We shall suppose that the deflected shape of the beam is unknown. Initially, therefore, we shall assume a deflected shape that satisfies the boundary conditions for the beam. Generally, trigonometric or polynomial functions have been found to be the most convenient where the simpler the function the less accurate the solution. Let us suppose that the displaced shape of the beam is given by

v=v_{\mathrm{B}} \sin \frac{\pi x}{L}        (i)

in which v_{\mathrm{B}} is the deflection at the mid-span point. From Eq. (i) we see that when x=0 and x=L, v=0 and that when x=L / 2, v=v_{\mathrm{B}}. Furthermore, \mathrm{d} v / \mathrm{d} x= (\pi / L) v_{\mathrm{B}} \cos (\pi x / L) which is zero when x=L / 2. Thus the displacement function satisfies the boundary conditions of the beam.

The strain energy due to bending of the beam is given by Eq. (9.21),

U=\int_{L}{\frac{M^{2}}{2E I_{z}}}\,\mathrm{d}x      (9.21)

i.e.

U=\int_{0}^{L} \frac{M^{2}}{2 E I} \mathrm{~d} x     (ii)

Also, from Eq. (13.3)

{\frac{\mathrm{d}^{2}v}{\mathrm{d}x^{2}}}={\frac{M}{E I}}     (13.3)

M=E I \frac{\mathrm{d}^{2} v}{\mathrm{~d} x^{2}}    (iii)

Substituting in Eq. (iii) for v from Eq. (i), and for M in Eq. (ii) from Eq. (iii), we have

U=\frac{E I}{2} \int_{0}^{L} \frac{v_{\mathrm{B}}^{2} \pi^{4}}{L^{4}} \sin ^{2} \frac{\pi x}{L} \mathrm{~d} x

which gives

U=\frac{\pi^{4} E I v_{\mathrm{B}}^{2}}{4 L^{3}}

The TPE of the beam is then given by

\mathrm{TPE}=U+V=\frac{\pi^{4} E I v_{\mathrm{B}}^{2}}{4 L^{3}}-W v_{\mathrm{B}}

Hence, from the principle of the stationary value of the TPE

\frac{\partial(U+V)}{\partial v_{\mathrm{B}}}=\frac{\pi^{4} E I v_{\mathrm{B}}}{2 L^{3}}-W=0

whence

v_{\mathrm{B}}=\frac{2 W L^{3}}{\pi^{4} E I}=0.02053 \frac{W L^{3}}{E I}        (iv)

The exact expression for the deflection at the mid-span point was found in Ex. 13.5 and is

v_{\mathrm{B}}=\frac{W L^{3}}{48 E I}=0.02083 \frac{W L^{3}}{E I}      (v)

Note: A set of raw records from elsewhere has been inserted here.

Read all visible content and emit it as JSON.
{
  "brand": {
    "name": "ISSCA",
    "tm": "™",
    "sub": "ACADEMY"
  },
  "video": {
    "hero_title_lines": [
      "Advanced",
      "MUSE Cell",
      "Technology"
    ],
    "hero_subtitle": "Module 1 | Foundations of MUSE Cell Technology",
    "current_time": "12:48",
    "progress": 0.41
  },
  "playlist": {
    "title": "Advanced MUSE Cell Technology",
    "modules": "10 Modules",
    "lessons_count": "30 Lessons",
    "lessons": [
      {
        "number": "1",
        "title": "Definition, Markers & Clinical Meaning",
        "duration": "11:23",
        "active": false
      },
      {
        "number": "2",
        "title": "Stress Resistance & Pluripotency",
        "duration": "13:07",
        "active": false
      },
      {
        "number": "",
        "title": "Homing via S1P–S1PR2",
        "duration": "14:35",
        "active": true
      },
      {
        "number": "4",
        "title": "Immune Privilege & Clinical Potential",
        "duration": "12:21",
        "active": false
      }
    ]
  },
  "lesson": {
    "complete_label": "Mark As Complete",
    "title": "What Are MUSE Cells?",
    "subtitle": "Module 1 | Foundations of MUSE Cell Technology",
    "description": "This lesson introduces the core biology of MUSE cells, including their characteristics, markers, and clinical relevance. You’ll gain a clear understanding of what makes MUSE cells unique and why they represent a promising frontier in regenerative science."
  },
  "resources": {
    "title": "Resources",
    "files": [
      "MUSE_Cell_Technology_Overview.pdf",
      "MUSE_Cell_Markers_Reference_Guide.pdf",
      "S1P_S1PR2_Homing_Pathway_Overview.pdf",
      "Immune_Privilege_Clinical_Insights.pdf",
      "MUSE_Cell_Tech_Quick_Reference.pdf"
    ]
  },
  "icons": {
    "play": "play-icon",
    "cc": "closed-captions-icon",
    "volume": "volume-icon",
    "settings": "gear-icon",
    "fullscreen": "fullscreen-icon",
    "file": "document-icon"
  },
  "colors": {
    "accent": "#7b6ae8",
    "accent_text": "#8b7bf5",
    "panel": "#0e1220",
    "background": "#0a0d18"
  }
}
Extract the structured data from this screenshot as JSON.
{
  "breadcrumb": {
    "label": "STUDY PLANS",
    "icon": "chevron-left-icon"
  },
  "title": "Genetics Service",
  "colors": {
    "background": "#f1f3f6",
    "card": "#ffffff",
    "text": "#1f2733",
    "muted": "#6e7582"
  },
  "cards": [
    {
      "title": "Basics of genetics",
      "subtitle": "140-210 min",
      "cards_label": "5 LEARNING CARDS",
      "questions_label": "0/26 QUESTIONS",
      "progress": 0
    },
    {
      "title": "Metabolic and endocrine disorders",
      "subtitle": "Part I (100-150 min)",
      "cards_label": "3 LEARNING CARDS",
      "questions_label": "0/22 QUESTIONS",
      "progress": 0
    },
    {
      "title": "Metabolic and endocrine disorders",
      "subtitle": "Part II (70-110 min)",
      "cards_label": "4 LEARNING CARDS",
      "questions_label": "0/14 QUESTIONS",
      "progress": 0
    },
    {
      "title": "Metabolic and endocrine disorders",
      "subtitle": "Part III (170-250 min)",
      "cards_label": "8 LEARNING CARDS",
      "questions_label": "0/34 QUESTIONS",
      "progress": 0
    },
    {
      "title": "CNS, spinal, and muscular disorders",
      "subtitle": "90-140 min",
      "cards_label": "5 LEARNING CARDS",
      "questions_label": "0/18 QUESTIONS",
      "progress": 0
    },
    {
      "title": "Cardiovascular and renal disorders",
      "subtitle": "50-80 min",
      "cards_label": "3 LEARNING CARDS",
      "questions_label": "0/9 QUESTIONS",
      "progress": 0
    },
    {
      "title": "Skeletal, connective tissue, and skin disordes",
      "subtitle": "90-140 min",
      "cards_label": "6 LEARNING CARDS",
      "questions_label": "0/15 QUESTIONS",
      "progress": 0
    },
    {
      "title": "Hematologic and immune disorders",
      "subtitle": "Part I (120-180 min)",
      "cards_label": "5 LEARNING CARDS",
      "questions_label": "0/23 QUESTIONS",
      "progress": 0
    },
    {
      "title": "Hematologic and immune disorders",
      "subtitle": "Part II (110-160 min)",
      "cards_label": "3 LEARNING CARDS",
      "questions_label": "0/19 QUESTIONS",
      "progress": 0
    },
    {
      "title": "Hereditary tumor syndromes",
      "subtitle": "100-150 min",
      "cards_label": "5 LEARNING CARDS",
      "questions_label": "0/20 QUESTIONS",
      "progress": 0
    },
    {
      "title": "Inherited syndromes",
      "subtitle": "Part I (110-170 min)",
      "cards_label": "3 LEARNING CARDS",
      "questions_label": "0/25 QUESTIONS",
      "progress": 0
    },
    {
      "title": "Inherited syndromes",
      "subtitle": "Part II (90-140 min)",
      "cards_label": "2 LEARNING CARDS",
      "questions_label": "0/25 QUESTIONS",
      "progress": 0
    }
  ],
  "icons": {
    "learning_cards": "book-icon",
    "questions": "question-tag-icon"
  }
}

Comparing the exact and approximate results we see that the difference is less than 2 \%. Furthermore, the approximate deflection is less than the exact deflection because, by assuming a deflected shape, we have, in effect, forced the beam into that shape by imposing restraints; the beam is therefore stiffer.